# Cash Rents



## Vol (Jul 5, 2009)

This is from Agweb and is really just unimaginable.....but factual.

Your Precious Land | AGWEB.com

Regards, Mike


----------



## CockrellHillFarms (Aug 30, 2011)

Thats crazy. I think a guy would be better off just renting out their ground at that price. Pack up and go sit on beach some where. At 1,200 acres at $400/acre thats $480,000! I dont understand why you would even want to farm at that price. Sounds too risky for me.


----------



## NDVA HAYMAN (Nov 24, 2009)

Mike, That's not to mention that the sucessful bidders had to pay Lakin on sale day, the costs of any fertilizer or tillage that was done last fall!


----------



## mlappin (Jun 25, 2009)

CockrellHillFarms said:


> Thats crazy. I think a guy would be better off just renting out their ground at that price. Pack up and go sit on beach some where. At 1,200 acres at $400/acre thats $480,000! I dont understand why you would even want to farm at that price. Sounds too risky for me.

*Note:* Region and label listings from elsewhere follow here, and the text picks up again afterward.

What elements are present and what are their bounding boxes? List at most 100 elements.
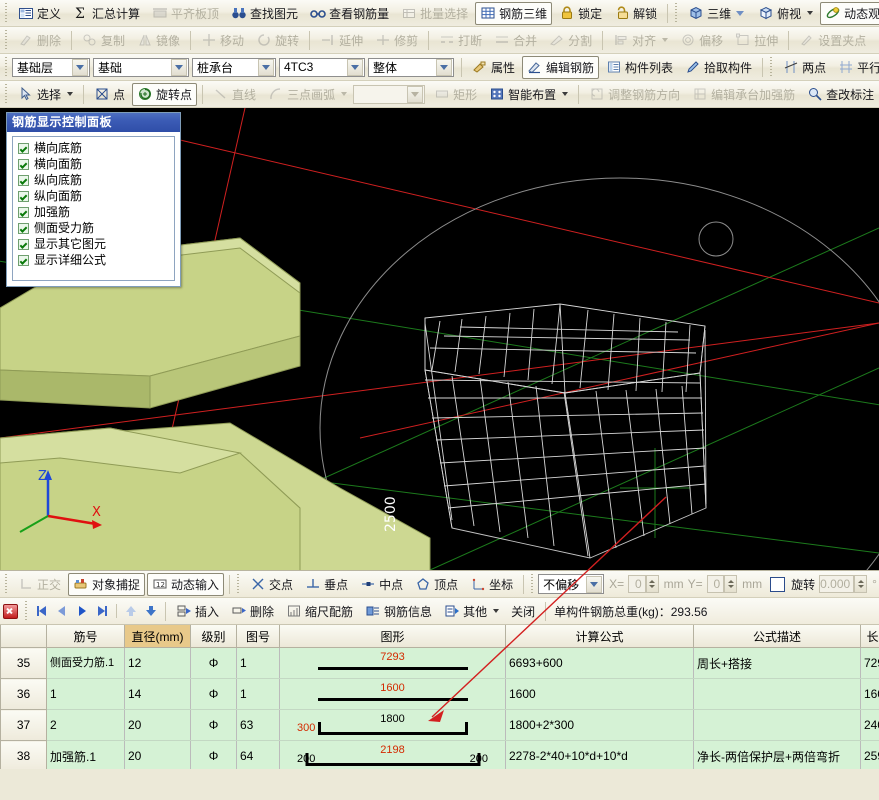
combo-category[interactable]: 基础: [93, 57, 189, 77]
rotate-spinner[interactable]: [854, 575, 868, 593]
chevron-down-icon[interactable]: [662, 38, 669, 42]
combo-offset-mode[interactable]: 不偏移: [538, 574, 605, 594]
cell-figure[interactable]: 7293: [279, 647, 506, 679]
toolbar-button-find-element[interactable]: 查找图元: [226, 2, 303, 25]
cell-figure-no[interactable]: 64: [236, 740, 280, 769]
col-header-description[interactable]: 公式描述: [693, 625, 861, 648]
toolbar-button-summary-calc[interactable]: Σ 汇总计算: [68, 2, 145, 25]
next-record-icon[interactable]: [72, 602, 92, 620]
toolbar-button-edit-rebar[interactable]: 编辑钢筋: [522, 55, 600, 79]
chevron-down-icon[interactable]: [258, 58, 274, 76]
combo-display-mode[interactable]: 整体: [368, 57, 454, 77]
cell-formula[interactable]: 1600: [505, 678, 694, 710]
toolbar-button-offset[interactable]: 偏移: [675, 29, 728, 52]
cell-grade[interactable]: Φ: [190, 709, 237, 741]
toolbar-button-point[interactable]: 点: [89, 83, 130, 106]
toolbar-button-top-view[interactable]: 俯视: [753, 2, 818, 25]
toolbar-button-line[interactable]: 直线: [208, 83, 261, 106]
chevron-down-icon[interactable]: [347, 58, 363, 76]
toolbar-grip[interactable]: [235, 574, 242, 594]
checkbox-icon[interactable]: [18, 254, 29, 266]
toolbar-button-mirror[interactable]: 镜像: [132, 29, 185, 52]
col-header-formula[interactable]: 计算公式: [505, 625, 694, 648]
cell-diameter[interactable]: 14: [124, 678, 191, 710]
toolbar-button-align[interactable]: 对齐: [608, 29, 673, 52]
x-spinner[interactable]: [645, 575, 659, 593]
snap-button-intersection[interactable]: 交点: [245, 573, 298, 596]
cell-figure-no[interactable]: 1: [236, 647, 280, 679]
toolbar-grip[interactable]: [3, 574, 9, 594]
toolbar-button-batch-select[interactable]: 批量选择: [396, 2, 473, 25]
checkbox-row[interactable]: 侧面受力筋: [18, 220, 174, 236]
last-record-icon[interactable]: [92, 602, 112, 620]
cell-diameter[interactable]: 12: [124, 647, 191, 679]
3d-viewport[interactable]: 2500 3600 Z X 钢筋显示控制面板 横向底筋: [0, 108, 879, 570]
chevron-down-icon[interactable]: [493, 609, 500, 613]
chevron-down-icon[interactable]: [562, 92, 569, 96]
col-header-figure-no[interactable]: 图号: [236, 625, 280, 648]
cell-rebar-no[interactable]: 1: [46, 678, 125, 710]
cell-rebar-no[interactable]: 侧面受力筋.1: [46, 647, 125, 679]
toolbar-button-split[interactable]: 分割: [544, 29, 597, 52]
toolbar-grip[interactable]: [3, 3, 9, 23]
toolbar-button-rebar-3d[interactable]: 钢筋三维: [475, 1, 553, 25]
checkbox-icon[interactable]: [18, 142, 29, 154]
checkbox-icon[interactable]: [18, 238, 29, 250]
cell-description[interactable]: [693, 678, 861, 710]
first-record-icon[interactable]: [32, 602, 52, 620]
toolbar-button-check-dimension[interactable]: 查改标注: [802, 83, 879, 106]
grid-button-other[interactable]: 其他: [439, 600, 504, 623]
cell-formula[interactable]: 6693+600: [505, 647, 694, 679]
toolbar-button-pick-component[interactable]: 拾取构件: [680, 56, 757, 79]
table-row[interactable]: 35 侧面受力筋.1 12 Φ 1 7293 6693+600 周长+搭接 72…: [0, 647, 879, 679]
move-up-icon[interactable]: [121, 602, 141, 620]
chevron-down-icon[interactable]: [171, 58, 187, 76]
y-spinner[interactable]: [724, 575, 738, 593]
toolbar-button-delete[interactable]: 删除: [13, 29, 66, 52]
toolbar-button-rotate-point[interactable]: 旋转点: [132, 82, 198, 106]
toolbar-button-lock[interactable]: 锁定: [554, 2, 607, 25]
grid-button-close[interactable]: 关闭: [506, 600, 540, 623]
toolbar-grip[interactable]: [529, 574, 536, 594]
close-icon[interactable]: [3, 603, 18, 619]
chevron-down-icon[interactable]: [341, 92, 348, 96]
toolbar-grip-3[interactable]: [768, 57, 775, 77]
toolbar-button-copy[interactable]: 复制: [77, 29, 130, 52]
cell-figure[interactable]: 2198 200 200: [279, 740, 506, 769]
toolbar-grip[interactable]: [3, 84, 9, 104]
toolbar-button-define[interactable]: 定义: [13, 2, 66, 25]
checkbox-icon[interactable]: [18, 206, 29, 218]
cell-formula[interactable]: 1800+2*300: [505, 709, 694, 741]
checkbox-icon[interactable]: [18, 190, 29, 202]
checkbox-row[interactable]: 显示其它图元: [18, 236, 174, 252]
snap-button-coordinate[interactable]: 坐标: [465, 573, 518, 596]
snap-button-object-snap[interactable]: 对象捕捉: [68, 572, 146, 596]
toolbar-button-parallel[interactable]: 平行: [833, 56, 879, 79]
grid-button-insert[interactable]: 插入: [171, 600, 224, 623]
toolbar-button-rotate[interactable]: 旋转: [251, 29, 304, 52]
table-row[interactable]: 37 2 20 Φ 63 1800 300 1800+2*300 2400: [0, 709, 879, 741]
x-input[interactable]: 0: [628, 575, 646, 593]
cell-diameter[interactable]: 20: [124, 740, 191, 769]
col-header-diameter[interactable]: 直径(mm): [124, 625, 191, 648]
chevron-down-icon[interactable]: [586, 575, 603, 593]
toolbar-button-break[interactable]: 打断: [434, 29, 487, 52]
combo-layer[interactable]: 基础层: [12, 57, 90, 77]
toolbar-grip[interactable]: [3, 57, 9, 77]
chevron-down-icon[interactable]: [67, 92, 74, 96]
toolbar-button-two-point[interactable]: 两点: [778, 56, 831, 79]
toolbar-button-three-point-arc[interactable]: 三点画弧: [263, 83, 352, 106]
toolbar-button-stretch[interactable]: 拉伸: [730, 29, 783, 52]
checkbox-row[interactable]: 横向底筋: [18, 140, 174, 156]
cell-grade[interactable]: Φ: [190, 678, 237, 710]
col-header-figure[interactable]: 图形: [279, 625, 506, 648]
checkbox-row[interactable]: 加强筋: [18, 204, 174, 220]
toolbar-button-move[interactable]: 移动: [196, 29, 249, 52]
toolbar-button-component-list[interactable]: 构件列表: [601, 56, 678, 79]
col-header-length[interactable]: 长度(mm): [860, 625, 879, 648]
grid-button-scale-rebar[interactable]: 缩尺配筋: [281, 600, 358, 623]
col-header-index[interactable]: [0, 625, 47, 648]
cell-diameter[interactable]: 20: [124, 709, 191, 741]
col-header-grade[interactable]: 级别: [190, 625, 237, 648]
rotate-checkbox[interactable]: [770, 576, 786, 592]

Same around here, the 400/acre ground gets seed corn, spearmint, or vegetables on it. Doesn't pencil out very well unless you figure you'll always have $6 corn at 225 bushel acre.


----------



## Vol (Jul 5, 2009)

Landowners who are getting this type of cash rents are clearly the sharpest people in agriculture.......

Regards, Mike


----------



## ROLLNITUP (May 25, 2009)

In nebraska pivot ground going for $425 - $500 whole 160 acres. All up front and you supply the power unit. $250 for dry land.


----------



## steve IN (Jan 13, 2010)

Here in Laporte county IN dry groud 200 dollares and irrigation you canalmost name your own price. These same landowners forgot that they were paid when corn was 2 dollars. I smell the eighties all over again.


----------